More generally, leading Democrats have been portrayed as supporters of shadowy globalist cabal, violent antifa factions, or child trafficking and pedophilia networks. Such statements provoke antipathy and disgust and, if believed, justify a total disregard for everything the accused say.

Online campaigns of this kind of moral denigration contribute to what we call “techno-affective polarization.” While supporters have grown increasingly hostile to their political opponents for some time, social media appears to amplify these tensions.

Despite Biden receiving more votes in key states like Arizona and Georgia, as well as the national popular vote, so-called Stop the Steal campaigns emerged on social media and in various right-wing media outlets.

A woman and two children dressed in raincoats hold a sign of Stop Electoral Fraud
Trump supporters hold up signs while attending a ‘Stop The Steal’ rally at the Oregon State Capitol on November 14, 2020 in Salem, Oregon.
(AP Photo / Paula Bronstein)

These disinformation campaigns reflect the same rhetoric as the baseless #BidenCrimeFamily hashtags, wrongly implying that political opponents are so undesirable that they could only win by cheating, which they are willing to do because they are corrupt.

Fake accounts, fake voters

The third harm is unjustified inclusion, when people without the right to participate in a democratic process do so at the expense of legitimate participants.

Obviously, foreign disinformation campaigns accomplish this by using fake accounts or bots claiming to be US citizens. Domestic and foreign agitators have also used fake accounts to impersonate members of particular groups, such as antifa or Black Lives Matter activists, to misrepresent their views and widen social divisions.

Unjustified inclusion often leads to unjustified exclusion, such as when the voices of real citizens are drowned out or when real people are labeled fake. This is also a common misinformation campaign strategy.

There have also been widespread and false accusations that anti-racism protesters or victims of gun violence are actually actors for hire, or that millions of false people are voting by mail. Over time, such accusations can produce a situation of general inauthenticity, when people believe that false or illegal participation in their democracy is widespread.

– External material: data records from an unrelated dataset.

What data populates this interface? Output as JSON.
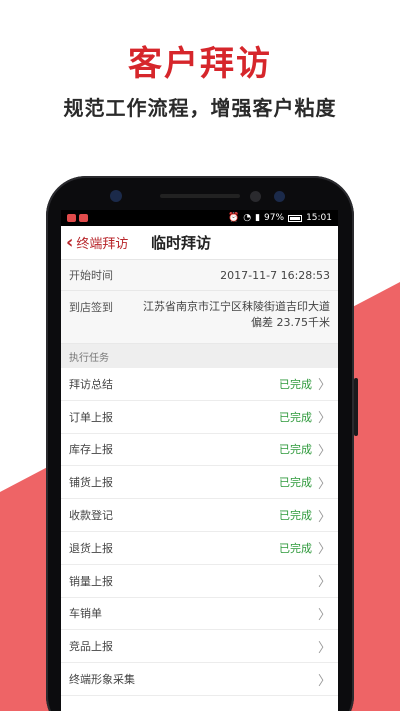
{
  "colors": {
    "brand_red": "#d6262b",
    "accent_pink": "#ee6466",
    "done_green": "#2f9a3c"
  },
  "promo": {
    "headline": "客户拜访",
    "subline": "规范工作流程，增强客户粘度"
  },
  "status_bar": {
    "battery": "97%",
    "time": "15:01"
  },
  "header": {
    "back_label": "终端拜访",
    "title": "临时拜访"
  },
  "visit": {
    "start_label": "开始时间",
    "start_value": "2017-11-7 16:28:53",
    "checkin_label": "到店签到",
    "checkin_address": "江苏省南京市江宁区秣陵街道吉印大道",
    "checkin_offset": "偏差 23.75千米"
  },
  "tasks": {
    "section_title": "执行任务",
    "items": [
      {
        "label": "拜访总结",
        "status": "已完成"
      },
      {
        "label": "订单上报",
        "status": "已完成"
      },
      {
        "label": "库存上报",
        "status": "已完成"
      },
      {
        "label": "铺货上报",
        "status": "已完成"
      },
      {
        "label": "收款登记",
        "status": "已完成"
      },
      {
        "label": "退货上报",
        "status": "已完成"
      },
      {
        "label": "销量上报",
        "status": ""
      },
      {
        "label": "车销单",
        "status": ""
      },
      {
        "label": "竞品上报",
        "status": ""
      },
      {
        "label": "终端形象采集",
        "status": ""
      }
    ]
  }
}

A man on a bicycle in a Trump t-shirt sprays something at someone who is nearby
A Trump supporter sprays a substance while surrounded by anti-Trump protesters at a Stop the Steal march on November 14, 2020 in Washington. (AP Photo / Jacquelyn Martin)
(AP Photo / Jacquelyn Martin)

While elections and the peaceful transfer of power are considered the minimum conditions for democracy, it is increasingly clear that a healthy and knowledgeable public sphere is essential for the proper functioning of elections.

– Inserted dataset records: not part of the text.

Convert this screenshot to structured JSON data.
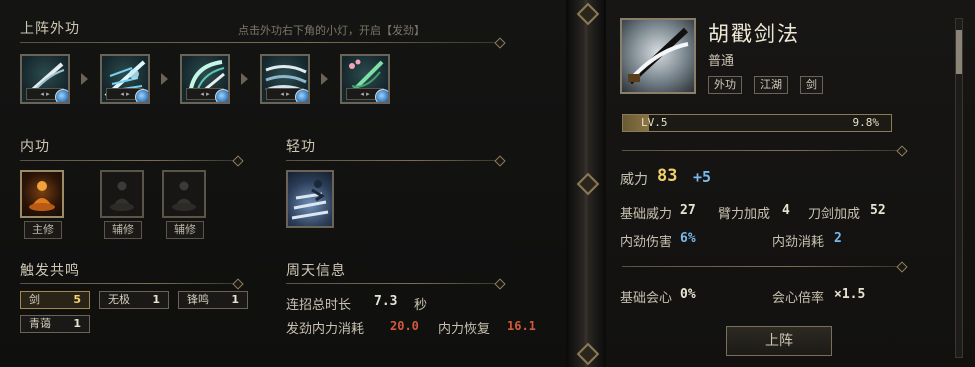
{
  "left": {
    "waigong": {
      "title": "上阵外功",
      "hint": "点击外功右下角的小灯，开启【发劲】",
      "skills": [
        {
          "icon": "blade-slash-icon"
        },
        {
          "icon": "sword-burst-icon"
        },
        {
          "icon": "crescent-slash-icon"
        },
        {
          "icon": "whirlwind-slash-icon"
        },
        {
          "icon": "blossom-sword-icon"
        }
      ]
    },
    "neigong": {
      "title": "内功",
      "slots": [
        {
          "label": "主修",
          "icon": "meditation-flame-icon"
        },
        {
          "label": "辅修",
          "icon": "meditation-icon"
        },
        {
          "label": "辅修",
          "icon": "meditation-icon"
        }
      ]
    },
    "qinggong": {
      "title": "轻功",
      "icon": "running-steps-icon"
    },
    "resonance": {
      "title": "触发共鸣",
      "chips": [
        {
          "name": "剑",
          "count": "5"
        },
        {
          "name": "无极",
          "count": "1"
        },
        {
          "name": "锋鸣",
          "count": "1"
        },
        {
          "name": "青蔼",
          "count": "1"
        }
      ]
    },
    "zhoutian": {
      "title": "周天信息",
      "total_label": "连招总时长",
      "total_value": "7.3",
      "total_unit": "秒",
      "cost_label": "发劲内力消耗",
      "cost_value": "20.0",
      "recover_label": "内力恢复",
      "recover_value": "16.1"
    }
  },
  "right": {
    "skill_name": "胡戳剑法",
    "grade": "普通",
    "tags": [
      "外功",
      "江湖",
      "剑"
    ],
    "level": "LV.5",
    "level_percent": "9.8%",
    "level_fraction": 0.098,
    "power_label": "威力",
    "power_value": "83",
    "power_bonus": "+5",
    "stats": {
      "base_power_label": "基础威力",
      "base_power_value": "27",
      "arm_bonus_label": "臂力加成",
      "arm_bonus_value": "4",
      "blade_bonus_label": "刀剑加成",
      "blade_bonus_value": "52",
      "inner_dmg_label": "内劲伤害",
      "inner_dmg_value": "6%",
      "inner_cost_label": "内劲消耗",
      "inner_cost_value": "2",
      "base_crit_label": "基础会心",
      "base_crit_value": "0%",
      "crit_mult_label": "会心倍率",
      "crit_mult_value": "×1.5"
    },
    "equip_button": "上阵"
  },
  "colors": {
    "gold": "#f0cf6a",
    "blue": "#7ab8ea",
    "red": "#d25a3a",
    "frame": "#6b6355"
  }
}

If citizens do not believe in the institutions that count the votes and the organizations that accurately and credibly report on those results, if they see political opponents as unworthy to be heard, if they dismiss the voices and votes of other citizens as false or illegal, then it will be impossible to agree on what a legitimate election looks like.

Without being able to talk to each other, it may not matter who gets the most votes.